Brexit worries hit Germany's export sector
By Julian Shea in London | China Daily Global | Updated: 2019-09-05 01:08
Manufacturing suffers as global woes and car-making realignment hit home
The prospect of a potential Brexit is having an impact beyond the United Kingdom before it has even happened, German commentators have admitted, as a contributory factor toward strain on the country's export-heavy economy.
The changing face of the automobile industry, one of Germany's economic mainstays, and wider global trade tensions are also taking their toll, but it is exports where most pain is being felt, with quarter-on-quarter sales of goods to the UK falling by 21 percent in the three months to June.
"German exports to the UK are already 12 percent lower than they would have been if the trend that prevailed before the June 2016 Brexit vote had continued," Holger Schmieding, chief economist at Berenberg in London, told the Financial Times.
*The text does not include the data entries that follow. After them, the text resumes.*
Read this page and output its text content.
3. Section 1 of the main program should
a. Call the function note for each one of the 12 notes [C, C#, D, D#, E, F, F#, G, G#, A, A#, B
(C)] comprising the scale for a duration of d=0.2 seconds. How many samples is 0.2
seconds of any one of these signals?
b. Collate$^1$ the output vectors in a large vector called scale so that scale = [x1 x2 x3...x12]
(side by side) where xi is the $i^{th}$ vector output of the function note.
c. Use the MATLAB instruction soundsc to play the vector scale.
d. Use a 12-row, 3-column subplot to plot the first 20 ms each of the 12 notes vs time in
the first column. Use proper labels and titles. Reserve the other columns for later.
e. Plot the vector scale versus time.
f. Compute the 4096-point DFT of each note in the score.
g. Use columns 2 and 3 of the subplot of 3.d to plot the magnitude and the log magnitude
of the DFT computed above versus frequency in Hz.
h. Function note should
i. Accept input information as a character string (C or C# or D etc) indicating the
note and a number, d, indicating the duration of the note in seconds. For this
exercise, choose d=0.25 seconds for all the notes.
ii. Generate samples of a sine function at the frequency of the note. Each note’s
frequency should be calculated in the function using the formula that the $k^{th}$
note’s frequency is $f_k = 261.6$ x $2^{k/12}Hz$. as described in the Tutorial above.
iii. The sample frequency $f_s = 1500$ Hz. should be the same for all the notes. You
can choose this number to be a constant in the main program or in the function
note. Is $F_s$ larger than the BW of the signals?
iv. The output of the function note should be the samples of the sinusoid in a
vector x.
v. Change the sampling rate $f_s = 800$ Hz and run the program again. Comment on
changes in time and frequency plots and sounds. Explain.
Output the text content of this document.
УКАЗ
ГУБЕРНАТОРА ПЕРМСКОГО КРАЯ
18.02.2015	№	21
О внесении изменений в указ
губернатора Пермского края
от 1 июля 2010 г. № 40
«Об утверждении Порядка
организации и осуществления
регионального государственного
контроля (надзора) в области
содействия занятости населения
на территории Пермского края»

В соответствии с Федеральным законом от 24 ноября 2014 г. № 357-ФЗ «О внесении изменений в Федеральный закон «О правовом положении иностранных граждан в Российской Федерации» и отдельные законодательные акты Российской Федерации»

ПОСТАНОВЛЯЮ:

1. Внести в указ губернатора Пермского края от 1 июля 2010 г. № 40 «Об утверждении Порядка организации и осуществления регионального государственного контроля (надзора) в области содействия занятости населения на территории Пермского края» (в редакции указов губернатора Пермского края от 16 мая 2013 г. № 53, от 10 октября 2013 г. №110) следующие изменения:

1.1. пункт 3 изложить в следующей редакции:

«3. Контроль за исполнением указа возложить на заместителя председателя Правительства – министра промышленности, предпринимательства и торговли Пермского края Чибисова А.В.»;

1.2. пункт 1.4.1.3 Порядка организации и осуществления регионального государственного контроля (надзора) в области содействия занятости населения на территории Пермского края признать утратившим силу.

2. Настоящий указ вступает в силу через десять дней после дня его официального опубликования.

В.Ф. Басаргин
Almost half of Germany's GDP — 47 percent — is export, compared to 30 percent in the UK and France. The UK is Germany's fifth-largest export customer, behind the United States, France, China and the Netherlands.
In 2018, sales from Germany to the UK totaled $90 billion. Figures for the second quarter of 2019 were hit by the stockpiling scare in the run-up to the initial Brexit date of March 29, which saw businesses buy up additional stock ahead of the departure that never materialized.
This contributed to a 10 percent increase on sales compared to the same period 12 months earlier, but the hangover in the second quarter as sales slumped when companies began to use up that stock.
"The UK's stockpiling drive ahead of the March Brexit deadline was a key support to German exports in Q1 2019," said Oliver Rakau, economist at Oxford Economics.
Continued uncertainty over what happens next in the UK makes other export markets an even bigger priority for Germany, so trade is likely to be high on the agenda when Chancellor Angela Merkel visits China later this week.
Since taking over as prime minister in July, Boris Johnson has promised that the UK's departure date will be Oct 31, "do or die, come what may". But Tuesday's dramatic events in Parliament that saw MPs take control of the Brexit legislative agenda from the government means that it could face another delay into next year, causing yet more uncertainty. This might make businesses less likely to spend, or alternatively more likely to stockpile again.
The confusion also affects British employees of German companies. Henrik Follmann is the chief executive of chemical company Follmann Chemie, which employs more than 100 people at two sites in the UK.
"People are scared for their jobs and scared for their future," he said. "All I can say to them is 'I believe in you'. The UK paper and packaging industry that we supply is thinking about moving facilities out of the UK — that is the big uncertainty."
And by definition, in as integrated an economy as Europe's, when the biggest player, Germany, suffers, all feel the pain. Of the 19 countries in the Eurozone, 40 percent of economic output comes from two members, Italy and Germany.
Italy's latest political infighting makes it a less attractive investment place, and Germany's problems are well known. Brexit — whether or not it even happens, and when — just piles on yet more pressure at the worst possible time.